Confounding the computer
Believe it or not, there's something it can't do - and you can.
Every time you go through that seemingly simple exercise of deciphering a word in squiggly letters to buy tickets or start a free Yahoo account, you're outperforming the world's best computers.
"During those 10 seconds, your brain is actually doing something amazing," said Louis von Ahn, the Carnegie Mellon University computer scientist who invented this security system, called CAPTCHA, about eight years ago.
Computers are surprisingly bad at reading distorted images of words and converting them to text, he said. So he developed CAPTCHA to stop spammers from using computers to scrounge up hundreds of accounts, or scalpers from getting thousands of tickets.
But von Ahn said he was not satisfied that millions of people were going through his exercise. He was concerned about the 10 seconds it steals of consumers' time. If you look at the big picture, he said, "The whole of humanity is wasting millions of hours."

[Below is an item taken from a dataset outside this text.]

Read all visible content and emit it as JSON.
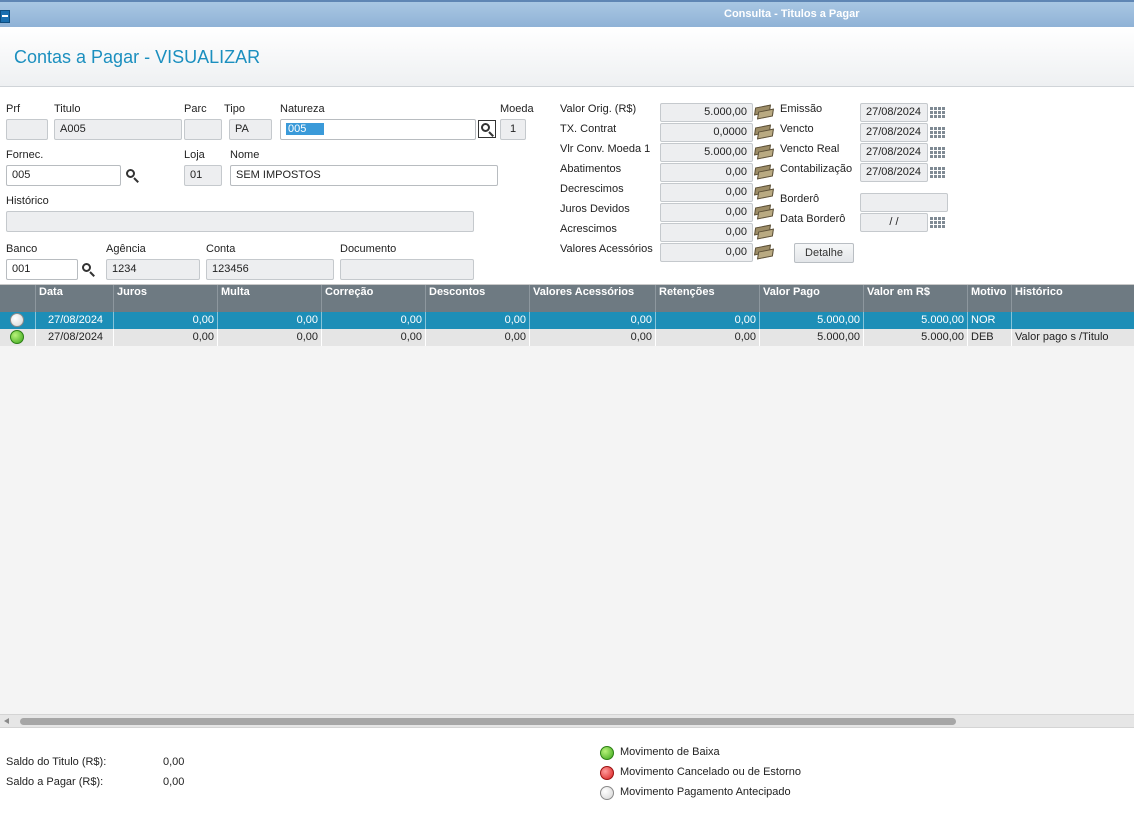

So he thought perhaps he could tap into this otherwise wasted human brainpower to help digitize old books, whose print is often faded. In such cases, computers make lots of reading mistakes - getting up to 30 percent of the words wrong.
So to solve two problems at once, he proposed using CAPTCHA to help with the book digitization, asking people to decipher words that had stumped the computers. He published his idea in last week's issue of the journal Science. Already dozens of firms have signed on, he said.
"Whenever anyone is buying tickets on Ticketmaster," he said, "They're not only stopping scalpers, they're also telling us what the words are saying in something that's been scanned and [is] being digitized."